Olufemi Adeyemi 

The Central Bank of Nigeria (CBN) has issued a new directive requiring banks and other financial institutions to reimburse victims of Authorised Push Payment (APP) fraud within 48 hours, signaling one of the strongest regulatory moves yet to protect consumers against rising electronic fraud in the country.

APP fraud occurs when individuals are deceived into voluntarily sending money to fraudsters, often through impersonation, manipulation, or false promises. Unlike traditional fraud, where accounts are hacked without the owner’s knowledge, APP fraud exploits customer trust and relies heavily on social engineering techniques.

The directive, issued through a circular titled “Draft Guidelines for Handling Authorised Push Payment Fraud”, was signed by Rita I. Sike, director of the Financial Policy & Regulation Department of the CBN, and published on Tuesday. The circular lays out strict requirements for how financial institutions must investigate, resolve, and reimburse customers affected by APP fraud.

According to the CBN, victims are entitled to reimbursement once an investigation is concluded, with payments to be made within 48 hours. The circular emphasises that this process should be fair, timely, and transparent.

The guidelines also set clear protocols for incidents involving multiple institutions. In such cases, the originating bank must notify the receiving bank within 30 minutes of receiving the complaint. Both institutions are required to conduct a joint investigation, determine any lapses, assess the amount lost, and agree on reimbursement and preventive measures.

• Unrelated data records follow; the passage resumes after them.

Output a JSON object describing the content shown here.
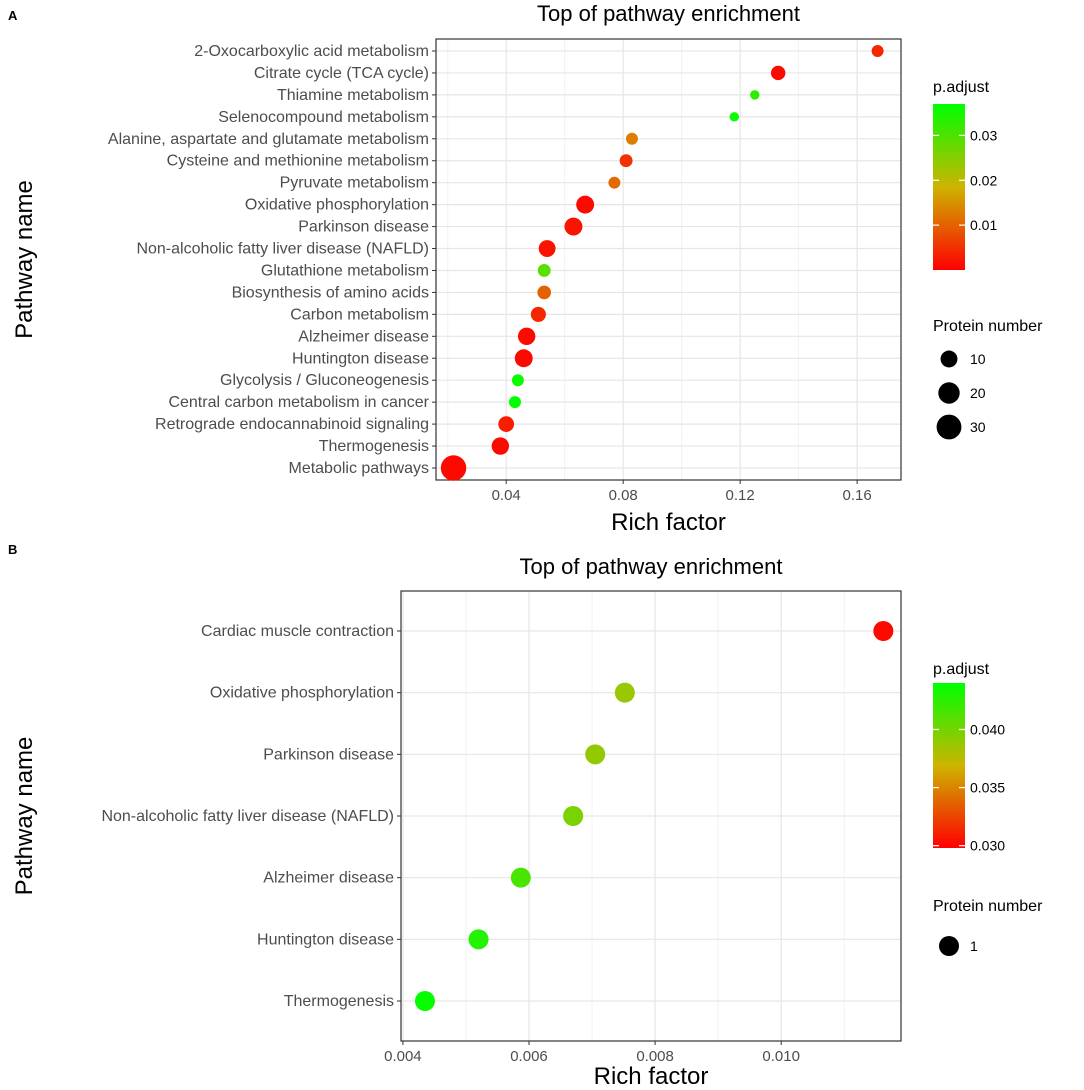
{
  "chart_data": [
    {
      "panel_label": "A",
      "type": "scatter",
      "title": "Top of pathway enrichment",
      "xlabel": "Rich factor",
      "ylabel": "Pathway name",
      "xlim": [
        0.016,
        0.175
      ],
      "xticks": [
        0.04,
        0.08,
        0.12,
        0.16
      ],
      "xtick_labels": [
        "0.04",
        "0.08",
        "0.12",
        "0.16"
      ],
      "grid": true,
      "points": [
        {
          "name": "2-Oxocarboxylic acid metabolism",
          "x": 0.167,
          "count": 3,
          "padj": 0.004
        },
        {
          "name": "Citrate cycle (TCA cycle)",
          "x": 0.133,
          "count": 6,
          "padj": 0.001
        },
        {
          "name": "Thiamine metabolism",
          "x": 0.125,
          "count": 1,
          "padj": 0.033
        },
        {
          "name": "Selenocompound metabolism",
          "x": 0.118,
          "count": 1,
          "padj": 0.036
        },
        {
          "name": "Alanine, aspartate and glutamate metabolism",
          "x": 0.083,
          "count": 3,
          "padj": 0.013
        },
        {
          "name": "Cysteine and methionine metabolism",
          "x": 0.081,
          "count": 4,
          "padj": 0.005
        },
        {
          "name": "Pyruvate metabolism",
          "x": 0.077,
          "count": 3,
          "padj": 0.011
        },
        {
          "name": "Oxidative phosphorylation",
          "x": 0.067,
          "count": 12,
          "padj": 0.001
        },
        {
          "name": "Parkinson disease",
          "x": 0.063,
          "count": 12,
          "padj": 0.002
        },
        {
          "name": "Non-alcoholic fatty liver disease (NAFLD)",
          "x": 0.054,
          "count": 10,
          "padj": 0.002
        },
        {
          "name": "Glutathione metabolism",
          "x": 0.053,
          "count": 4,
          "padj": 0.029
        },
        {
          "name": "Biosynthesis of amino acids",
          "x": 0.053,
          "count": 5,
          "padj": 0.01
        },
        {
          "name": "Carbon metabolism",
          "x": 0.051,
          "count": 7,
          "padj": 0.004
        },
        {
          "name": "Alzheimer disease",
          "x": 0.047,
          "count": 11,
          "padj": 0.001
        },
        {
          "name": "Huntington disease",
          "x": 0.046,
          "count": 12,
          "padj": 0.001
        },
        {
          "name": "Glycolysis / Gluconeogenesis",
          "x": 0.044,
          "count": 3,
          "padj": 0.036
        },
        {
          "name": "Central carbon metabolism in cancer",
          "x": 0.043,
          "count": 3,
          "padj": 0.037
        },
        {
          "name": "Retrograde endocannabinoid signaling",
          "x": 0.04,
          "count": 8,
          "padj": 0.003
        },
        {
          "name": "Thermogenesis",
          "x": 0.038,
          "count": 11,
          "padj": 0.001
        },
        {
          "name": "Metabolic pathways",
          "x": 0.022,
          "count": 32,
          "padj": 0.001
        }
      ],
      "legend_color": {
        "title": "p.adjust",
        "min": 0.0,
        "max": 0.037,
        "ticks": [
          0.01,
          0.02,
          0.03
        ],
        "tick_labels": [
          "0.01",
          "0.02",
          "0.03"
        ],
        "low_color": "#ff0000",
        "high_color": "#00ff00"
      },
      "legend_size": {
        "title": "Protein number",
        "values": [
          10,
          20,
          30
        ],
        "labels": [
          "10",
          "20",
          "30"
        ]
      }
    },
    {
      "panel_label": "B",
      "type": "scatter",
      "title": "Top of pathway enrichment",
      "xlabel": "Rich factor",
      "ylabel": "Pathway name",
      "xlim": [
        0.00397,
        0.0119
      ],
      "xticks": [
        0.004,
        0.006,
        0.008,
        0.01
      ],
      "xtick_labels": [
        "0.004",
        "0.006",
        "0.008",
        "0.010"
      ],
      "grid": true,
      "points": [
        {
          "name": "Cardiac muscle contraction",
          "x": 0.01162,
          "count": 1,
          "padj": 0.0302
        },
        {
          "name": "Oxidative phosphorylation",
          "x": 0.00752,
          "count": 1,
          "padj": 0.0387
        },
        {
          "name": "Parkinson disease",
          "x": 0.00705,
          "count": 1,
          "padj": 0.0389
        },
        {
          "name": "Non-alcoholic fatty liver disease (NAFLD)",
          "x": 0.0067,
          "count": 1,
          "padj": 0.0398
        },
        {
          "name": "Alzheimer disease",
          "x": 0.00587,
          "count": 1,
          "padj": 0.0415
        },
        {
          "name": "Huntington disease",
          "x": 0.0052,
          "count": 1,
          "padj": 0.0428
        },
        {
          "name": "Thermogenesis",
          "x": 0.00435,
          "count": 1,
          "padj": 0.0438
        }
      ],
      "legend_color": {
        "title": "p.adjust",
        "min": 0.0298,
        "max": 0.044,
        "ticks": [
          0.03,
          0.035,
          0.04
        ],
        "tick_labels": [
          "0.030",
          "0.035",
          "0.040"
        ],
        "low_color": "#ff0000",
        "high_color": "#00ff00"
      },
      "legend_size": {
        "title": "Protein number",
        "values": [
          1
        ],
        "labels": [
          "1"
        ]
      }
    }
  ]
}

In these scenarios, reimbursement must be completed within 16 working days from the date the incident was first reported.

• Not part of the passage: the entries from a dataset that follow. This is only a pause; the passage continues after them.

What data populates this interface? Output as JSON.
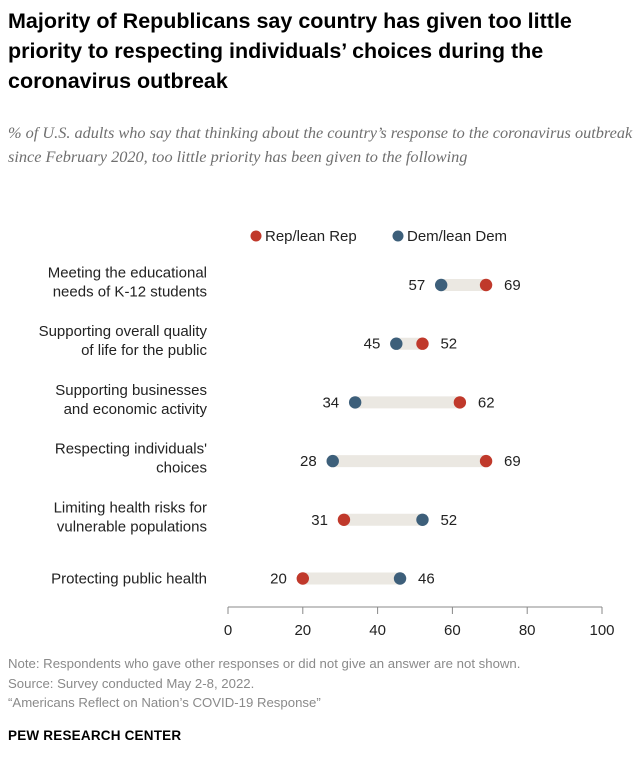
{
  "title": "Majority of Republicans say country has given too little priority to respecting individuals’ choices during the coronavirus outbreak",
  "subtitle": "% of U.S. adults who say that thinking about the country’s response to the coronavirus outbreak since February 2020, too little priority has been given to the following",
  "colors": {
    "rep": "#c0392b",
    "dem": "#3d5f7a",
    "range": "#ebe8e2",
    "axis": "#888888"
  },
  "chart_data": {
    "type": "dot-range",
    "xlim": [
      0,
      100
    ],
    "xticks": [
      0,
      20,
      40,
      60,
      80,
      100
    ],
    "series": [
      {
        "name": "Rep/lean Rep",
        "key": "rep"
      },
      {
        "name": "Dem/lean Dem",
        "key": "dem"
      }
    ],
    "categories": [
      {
        "label": [
          "Meeting the educational",
          "needs of K-12 students"
        ],
        "rep": 69,
        "dem": 57
      },
      {
        "label": [
          "Supporting overall quality",
          "of life for the public"
        ],
        "rep": 52,
        "dem": 45
      },
      {
        "label": [
          "Supporting businesses",
          "and economic activity"
        ],
        "rep": 62,
        "dem": 34
      },
      {
        "label": [
          "Respecting individuals'",
          "choices"
        ],
        "rep": 69,
        "dem": 28
      },
      {
        "label": [
          "Limiting health risks for",
          "vulnerable populations"
        ],
        "rep": 31,
        "dem": 52
      },
      {
        "label": [
          "Protecting public health"
        ],
        "rep": 20,
        "dem": 46
      }
    ]
  },
  "footer": {
    "note": "Note: Respondents who gave other responses or did not give an answer are not shown.",
    "source": "Source: Survey conducted May 2-8, 2022.",
    "report": "“Americans Reflect on Nation’s COVID-19 Response”",
    "brand": "PEW RESEARCH CENTER"
  }
}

The CBN’s move is part of a broader effort to strengthen the financial system and restore public trust in Nigeria’s digital channels. “Nigeria’s financial system has benefited immensely from the growth of digital channels such as USSD, internet banking, and instant transfers,” the circular notes. “However, the rapid adoption of these channels has also been accompanied by a surge in electronic fraud, including APP fraud, which poses serious risks to customers and the system at large.”

Under the draft guidelines, victims must report APP fraud incidents within 24 hours, although a 48-hour grace period is allowed if necessary. Reports must include transaction details, recipient information, and any supporting documents. Once a complaint is lodged, financial institutions are required to acknowledge receipt within 24 hours, issue a unique case reference number, and outline the investigation timeline. Investigations must be concluded within 14 working days, after which customers are informed of the outcome, including explanations where reimbursement is denied.

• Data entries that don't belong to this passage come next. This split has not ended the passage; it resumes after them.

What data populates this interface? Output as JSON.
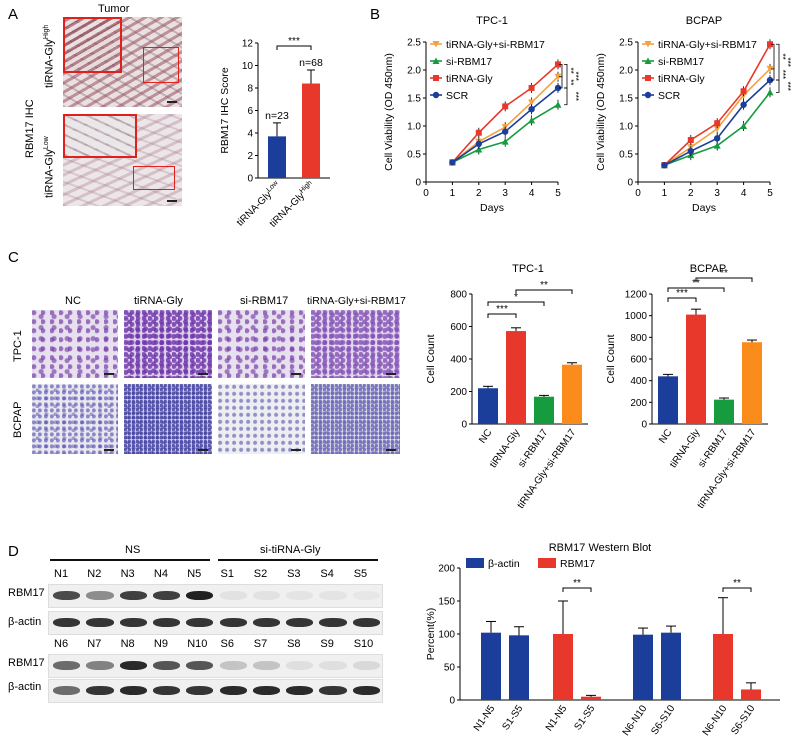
{
  "panelA": {
    "letter": "A",
    "tumor_label": "Tumor",
    "ihc_label": "RBM17 IHC",
    "high_label": "tiRNA-Gly",
    "high_sup": "High",
    "low_label": "tiRNA-Gly",
    "low_sup": "Low",
    "colors": {
      "low": "#1b3e9a",
      "high": "#e8382c"
    },
    "chart_data": {
      "type": "bar",
      "title": "",
      "ylabel": "RBM17 IHC Score",
      "ylim": [
        0,
        12
      ],
      "yticks": [
        "0",
        "2",
        "4",
        "6",
        "8",
        "10",
        "12"
      ],
      "categories": [
        "tiRNA-Gly Low",
        "tiRNA-Gly High"
      ],
      "values": [
        3.7,
        8.4
      ],
      "errors": [
        1.2,
        1.2
      ],
      "annotations": [
        "n=23",
        "n=68"
      ],
      "significance": "***"
    }
  },
  "panelB": {
    "letter": "B",
    "legend": [
      "tiRNA-Gly+si-RBM17",
      "si-RBM17",
      "tiRNA-Gly",
      "SCR"
    ],
    "colors": {
      "combo": "#f5a142",
      "si": "#169c3f",
      "tirna": "#e8382c",
      "scr": "#1b3e9a"
    },
    "chart_data": [
      {
        "type": "line",
        "title": "TPC-1",
        "xlabel": "Days",
        "ylabel": "Cell Viability (OD 450nm)",
        "x": [
          1,
          2,
          3,
          4,
          5
        ],
        "xlim": [
          0,
          5
        ],
        "ylim": [
          0,
          2.5
        ],
        "xticks": [
          "0",
          "1",
          "2",
          "3",
          "4",
          "5"
        ],
        "yticks": [
          "0",
          "0.5",
          "1.0",
          "1.5",
          "2.0",
          "2.5"
        ],
        "series": [
          {
            "name": "tiRNA-Gly+si-RBM17",
            "values": [
              0.35,
              0.72,
              0.98,
              1.42,
              1.88
            ]
          },
          {
            "name": "si-RBM17",
            "values": [
              0.35,
              0.58,
              0.72,
              1.1,
              1.38
            ]
          },
          {
            "name": "tiRNA-Gly",
            "values": [
              0.35,
              0.88,
              1.35,
              1.68,
              2.1
            ]
          },
          {
            "name": "SCR",
            "values": [
              0.35,
              0.68,
              0.9,
              1.3,
              1.68
            ]
          }
        ],
        "significance": [
          "**",
          "***",
          "**",
          "***"
        ]
      },
      {
        "type": "line",
        "title": "BCPAP",
        "xlabel": "Days",
        "ylabel": "Cell Viability (OD 450nm)",
        "x": [
          1,
          2,
          3,
          4,
          5
        ],
        "xlim": [
          0,
          5
        ],
        "ylim": [
          0,
          2.5
        ],
        "xticks": [
          "0",
          "1",
          "2",
          "3",
          "4",
          "5"
        ],
        "yticks": [
          "0",
          "0.5",
          "1.0",
          "1.5",
          "2.0",
          "2.5"
        ],
        "series": [
          {
            "name": "tiRNA-Gly+si-RBM17",
            "values": [
              0.3,
              0.62,
              0.95,
              1.55,
              2.02
            ]
          },
          {
            "name": "si-RBM17",
            "values": [
              0.3,
              0.48,
              0.65,
              1.0,
              1.6
            ]
          },
          {
            "name": "tiRNA-Gly",
            "values": [
              0.3,
              0.75,
              1.05,
              1.62,
              2.46
            ]
          },
          {
            "name": "SCR",
            "values": [
              0.3,
              0.55,
              0.78,
              1.38,
              1.82
            ]
          }
        ],
        "significance": [
          "**",
          "***",
          "***",
          "***"
        ]
      }
    ]
  },
  "panelC": {
    "letter": "C",
    "col_labels": [
      "NC",
      "tiRNA-Gly",
      "si-RBM17",
      "tiRNA-Gly+si-RBM17"
    ],
    "row_labels": [
      "TPC-1",
      "BCPAP"
    ],
    "colors": [
      "#1b3e9a",
      "#e8382c",
      "#169c3f",
      "#fb8c1c"
    ],
    "chart_data": [
      {
        "type": "bar",
        "title": "TPC-1",
        "ylabel": "Cell Count",
        "categories": [
          "NC",
          "tiRNA-Gly",
          "si-RBM17",
          "tiRNA-Gly+si-RBM17"
        ],
        "values": [
          220,
          572,
          168,
          365
        ],
        "errors": [
          12,
          20,
          8,
          12
        ],
        "ylim": [
          0,
          800
        ],
        "yticks": [
          "0",
          "200",
          "400",
          "600",
          "800"
        ],
        "significance": [
          "***",
          "*",
          "**"
        ]
      },
      {
        "type": "bar",
        "title": "BCPAP",
        "ylabel": "Cell Count",
        "categories": [
          "NC",
          "tiRNA-Gly",
          "si-RBM17",
          "tiRNA-Gly+si-RBM17"
        ],
        "values": [
          440,
          1010,
          225,
          755
        ],
        "errors": [
          18,
          50,
          15,
          20
        ],
        "ylim": [
          0,
          1200
        ],
        "yticks": [
          "0",
          "200",
          "400",
          "600",
          "800",
          "1000",
          "1200"
        ],
        "significance": [
          "***",
          "**",
          "**"
        ]
      }
    ]
  },
  "panelD": {
    "letter": "D",
    "group_ns": "NS",
    "group_si": "si-tiRNA-Gly",
    "row_rbm17": "RBM17",
    "row_actin": "β-actin",
    "lanes_top": [
      "N1",
      "N2",
      "N3",
      "N4",
      "N5",
      "S1",
      "S2",
      "S3",
      "S4",
      "S5"
    ],
    "lanes_bottom": [
      "N6",
      "N7",
      "N8",
      "N9",
      "N10",
      "S6",
      "S7",
      "S8",
      "S9",
      "S10"
    ],
    "chart_data": {
      "type": "bar",
      "title": "RBM17 Western Blot",
      "ylabel": "Percent(%)",
      "ylim": [
        0,
        200
      ],
      "yticks": [
        "0",
        "50",
        "100",
        "150",
        "200"
      ],
      "categories": [
        "N1-N5",
        "S1-S5",
        "N1-N5",
        "S1-S5",
        "N6-N10",
        "S6-S10",
        "N6-N10",
        "S6-S10"
      ],
      "series": [
        {
          "name": "β-actin",
          "color": "#1b3e9a",
          "values": [
            102,
            98,
            null,
            null,
            99,
            102,
            null,
            null
          ],
          "errors": [
            17,
            13,
            null,
            null,
            10,
            10,
            null,
            null
          ]
        },
        {
          "name": "RBM17",
          "color": "#e8382c",
          "values": [
            null,
            null,
            100,
            5,
            null,
            null,
            100,
            16
          ],
          "errors": [
            null,
            null,
            50,
            2,
            null,
            null,
            55,
            10
          ]
        }
      ],
      "significance": [
        "**",
        "**"
      ]
    }
  }
}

The CBN further stated that failure by banks to investigate within the stipulated timelines without reasonable justification may constitute a breach of consumer protection obligations, potentially attracting regulatory sanctions. However, customers who delay reporting beyond 72 hours without valid reasons, such as illness or delayed awareness of the fraud, may not be eligible for reimbursement—unless the incident arose from internal control failures or staff negligence.

The central bank also reserves the right to instruct relevant settlement entities, including NIBSS, to withhold settlement for fraudulent transactions, extending this to beneficiary institutions if necessary.

Overall, the draft guidelines demonstrate the CBN’s firm stance on protecting consumers, curbing APP fraud, and ensuring swift resolution of fraud cases. By mandating a 48-hour reimbursement window, the central bank aims to reinforce trust in Nigeria’s financial system and provide a clear framework for addressing one of the fastest-growing forms of electronic fraud.